Smart ideas come from people and made companies great. Game-changing products invented in the 1960s include contact lenses and the microwave, followed by the calculator, Email and the ATM machine in the 1970s, and PCs and CDs in the 1980s. International overnight courier services have transformed the 1990s, the same as the smartphone, MP3 players and Google´s success the 2000s.
Google realised that smart ideas would come from the bottom. Great technical ideas are not devised in a separate department, with resources directed by management to develop them. Google´s approach was to take the Googlers’ ideas to the engineers and convince them of the idea.
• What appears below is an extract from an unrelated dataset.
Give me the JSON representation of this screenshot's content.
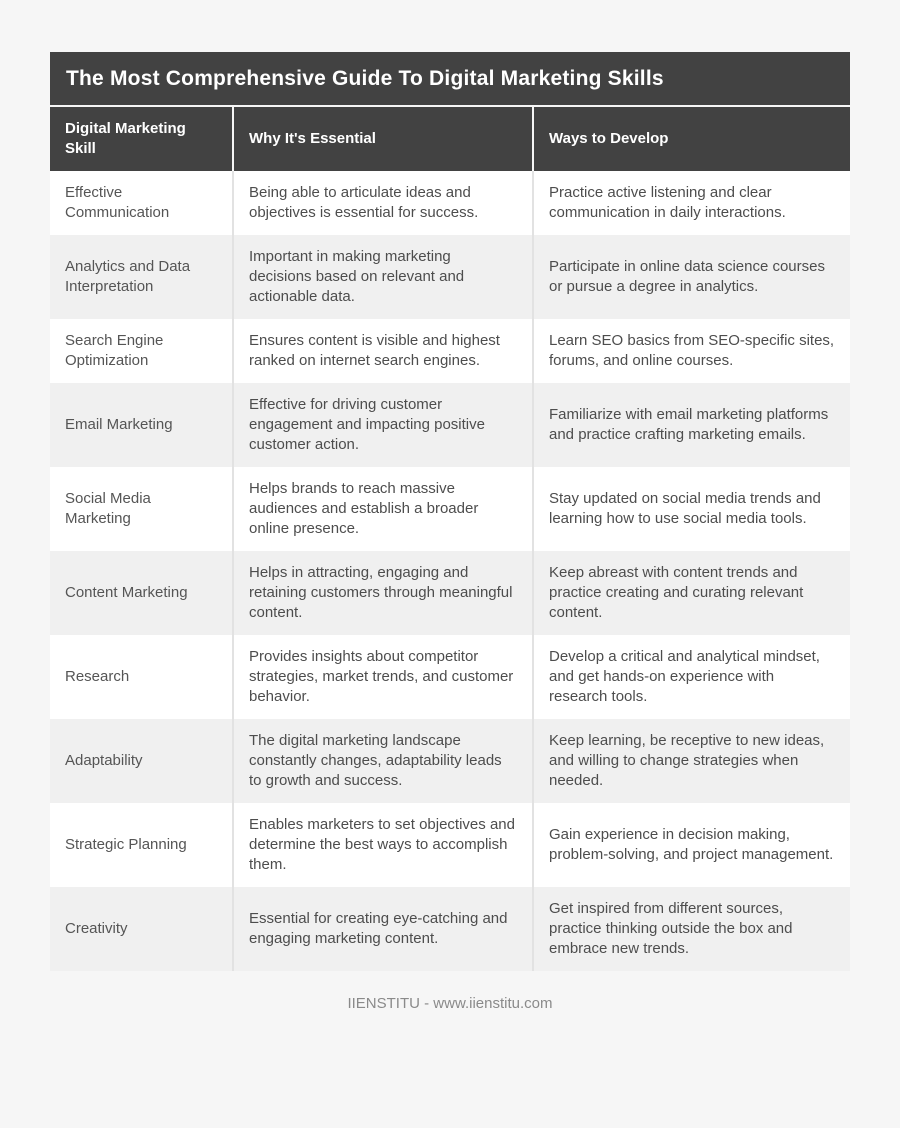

This can lead to technical mistakes, but also means that the task to spread the idea falls upon the individual Googler. This approach helped Google to grow from 5000 to 9400 employees and from a US$ 3.2 billion turnover to US$ 23.7 billion within five years. Former Google CEO Eric Schmidt explained the success as follows, “the essence of the company is a little bit of disorganisation, because it allows it to see what´s next”.
No matter how big or small ideas are, little ideas can have big implications in our world and lead to innovation. Companies seeking to gain a foothold in their industries would do well to investigate other business ideas and concepts. Even if they are not directly linked with their own activity, it is a means of ‘thinking outside of the box’ and finding ways to throw new light on previously unseen opportunities.